OMAHA, NEBRASKA - (August 5, 2015) - Farm Credit Services of America (FCSAmerica), a customer-owned financial cooperative serving more than 50,000 farmers and ranchers in a four-state area, today reported net income of $236.7 million for the first six months of 2015. This compares to $238.8 million for the same period last year.
The decrease in net income was primarily due to reduced noninterest income and higher noninterest expenses, partially offset by an increase in net interest income.
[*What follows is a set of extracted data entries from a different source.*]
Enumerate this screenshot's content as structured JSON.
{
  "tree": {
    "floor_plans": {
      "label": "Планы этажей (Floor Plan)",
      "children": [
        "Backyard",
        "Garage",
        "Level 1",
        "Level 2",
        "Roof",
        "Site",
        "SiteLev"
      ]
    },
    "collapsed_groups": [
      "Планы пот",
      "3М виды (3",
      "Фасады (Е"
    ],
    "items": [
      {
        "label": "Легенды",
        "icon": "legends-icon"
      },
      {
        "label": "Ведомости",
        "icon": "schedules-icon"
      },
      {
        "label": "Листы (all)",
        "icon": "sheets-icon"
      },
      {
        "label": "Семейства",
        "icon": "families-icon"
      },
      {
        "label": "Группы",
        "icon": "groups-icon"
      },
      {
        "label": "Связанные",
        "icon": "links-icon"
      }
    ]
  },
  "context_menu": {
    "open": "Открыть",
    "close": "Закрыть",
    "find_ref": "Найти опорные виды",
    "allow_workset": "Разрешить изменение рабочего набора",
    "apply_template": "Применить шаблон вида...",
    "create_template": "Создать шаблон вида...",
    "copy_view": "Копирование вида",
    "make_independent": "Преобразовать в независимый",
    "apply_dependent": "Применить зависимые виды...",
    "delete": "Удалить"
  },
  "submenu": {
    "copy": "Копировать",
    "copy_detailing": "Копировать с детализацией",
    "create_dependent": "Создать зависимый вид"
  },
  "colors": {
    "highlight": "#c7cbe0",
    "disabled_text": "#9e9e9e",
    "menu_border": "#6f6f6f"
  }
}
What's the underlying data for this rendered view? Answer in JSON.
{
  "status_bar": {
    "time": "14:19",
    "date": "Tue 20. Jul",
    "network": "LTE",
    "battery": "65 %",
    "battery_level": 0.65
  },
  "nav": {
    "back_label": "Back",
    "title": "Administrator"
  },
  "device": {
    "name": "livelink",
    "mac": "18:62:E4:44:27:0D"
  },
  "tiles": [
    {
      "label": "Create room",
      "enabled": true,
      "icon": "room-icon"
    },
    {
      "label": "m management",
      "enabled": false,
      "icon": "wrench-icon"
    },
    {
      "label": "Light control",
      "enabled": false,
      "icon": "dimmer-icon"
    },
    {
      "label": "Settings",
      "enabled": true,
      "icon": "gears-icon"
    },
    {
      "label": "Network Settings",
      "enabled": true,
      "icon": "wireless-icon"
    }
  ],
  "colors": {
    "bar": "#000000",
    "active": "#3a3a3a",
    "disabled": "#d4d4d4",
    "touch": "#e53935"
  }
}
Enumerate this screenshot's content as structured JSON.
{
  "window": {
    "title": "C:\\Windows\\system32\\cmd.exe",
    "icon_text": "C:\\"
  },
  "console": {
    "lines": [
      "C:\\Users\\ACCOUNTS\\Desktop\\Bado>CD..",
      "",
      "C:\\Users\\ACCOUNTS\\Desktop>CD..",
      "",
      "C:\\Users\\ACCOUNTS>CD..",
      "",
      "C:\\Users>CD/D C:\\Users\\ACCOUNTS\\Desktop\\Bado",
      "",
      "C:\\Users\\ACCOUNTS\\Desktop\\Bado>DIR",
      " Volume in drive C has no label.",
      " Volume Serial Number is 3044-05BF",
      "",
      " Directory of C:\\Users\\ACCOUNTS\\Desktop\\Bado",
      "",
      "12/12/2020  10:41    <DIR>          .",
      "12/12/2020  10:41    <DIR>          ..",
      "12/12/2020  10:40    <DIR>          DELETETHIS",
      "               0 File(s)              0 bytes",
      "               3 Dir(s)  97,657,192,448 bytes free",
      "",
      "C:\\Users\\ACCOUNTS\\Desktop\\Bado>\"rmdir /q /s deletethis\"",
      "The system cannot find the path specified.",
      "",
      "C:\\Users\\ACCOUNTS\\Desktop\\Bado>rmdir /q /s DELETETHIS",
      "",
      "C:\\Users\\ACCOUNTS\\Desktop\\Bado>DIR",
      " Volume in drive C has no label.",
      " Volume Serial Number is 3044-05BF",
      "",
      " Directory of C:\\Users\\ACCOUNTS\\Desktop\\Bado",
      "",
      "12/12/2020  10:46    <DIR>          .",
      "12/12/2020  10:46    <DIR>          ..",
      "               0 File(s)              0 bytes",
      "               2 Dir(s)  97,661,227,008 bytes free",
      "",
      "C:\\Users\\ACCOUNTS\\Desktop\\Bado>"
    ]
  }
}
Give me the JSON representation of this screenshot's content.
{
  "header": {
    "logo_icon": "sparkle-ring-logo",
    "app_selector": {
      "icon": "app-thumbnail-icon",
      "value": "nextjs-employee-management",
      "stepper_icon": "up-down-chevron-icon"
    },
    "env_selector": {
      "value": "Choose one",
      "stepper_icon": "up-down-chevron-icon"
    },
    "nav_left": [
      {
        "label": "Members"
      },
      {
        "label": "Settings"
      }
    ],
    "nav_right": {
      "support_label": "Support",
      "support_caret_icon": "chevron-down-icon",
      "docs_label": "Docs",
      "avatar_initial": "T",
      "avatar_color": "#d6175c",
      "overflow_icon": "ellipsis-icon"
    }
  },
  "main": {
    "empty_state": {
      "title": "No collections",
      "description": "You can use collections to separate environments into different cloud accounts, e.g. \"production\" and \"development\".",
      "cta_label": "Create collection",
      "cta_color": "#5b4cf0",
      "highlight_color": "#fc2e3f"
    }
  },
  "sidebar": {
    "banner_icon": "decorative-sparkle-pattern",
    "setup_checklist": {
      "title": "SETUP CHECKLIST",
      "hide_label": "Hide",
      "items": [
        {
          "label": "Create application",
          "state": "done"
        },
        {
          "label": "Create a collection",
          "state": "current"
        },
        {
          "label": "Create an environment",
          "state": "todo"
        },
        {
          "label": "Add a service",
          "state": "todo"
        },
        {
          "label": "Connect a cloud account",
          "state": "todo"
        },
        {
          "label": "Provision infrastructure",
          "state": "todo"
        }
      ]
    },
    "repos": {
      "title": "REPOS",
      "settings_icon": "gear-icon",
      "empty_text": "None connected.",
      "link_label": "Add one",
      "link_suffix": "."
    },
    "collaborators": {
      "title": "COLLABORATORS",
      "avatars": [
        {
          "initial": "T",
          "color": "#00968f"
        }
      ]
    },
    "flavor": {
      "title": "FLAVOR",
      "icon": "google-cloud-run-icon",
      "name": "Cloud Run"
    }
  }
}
Factors contributing to FCSAmerica’s net income through June 30, 2015:
- A gain on sale of other property owned, recorded in the second quarter of last year, led to a higher net income for 2014 compared to 2015. AgDirect program fees and AgriBank, FCB patronage also were down in the first six months of 2015.
- Salary, benefits and other expenses for increased staffing levels to support business initiatives and growth led to higher noninterest expenses.
- Loan volume increased $237 million from 22.1 billion at the end of 2014 to help increase interest income. Growth in loan volume was primarily due to an increase in long-term agricultural mortgage loans, partially offset by a decrease in production and intermediate term loans.
Members’ equity increased to $4.2 billion from $4.0 billion at the end of 2014. Total assets at the end of June were $23.3 billion.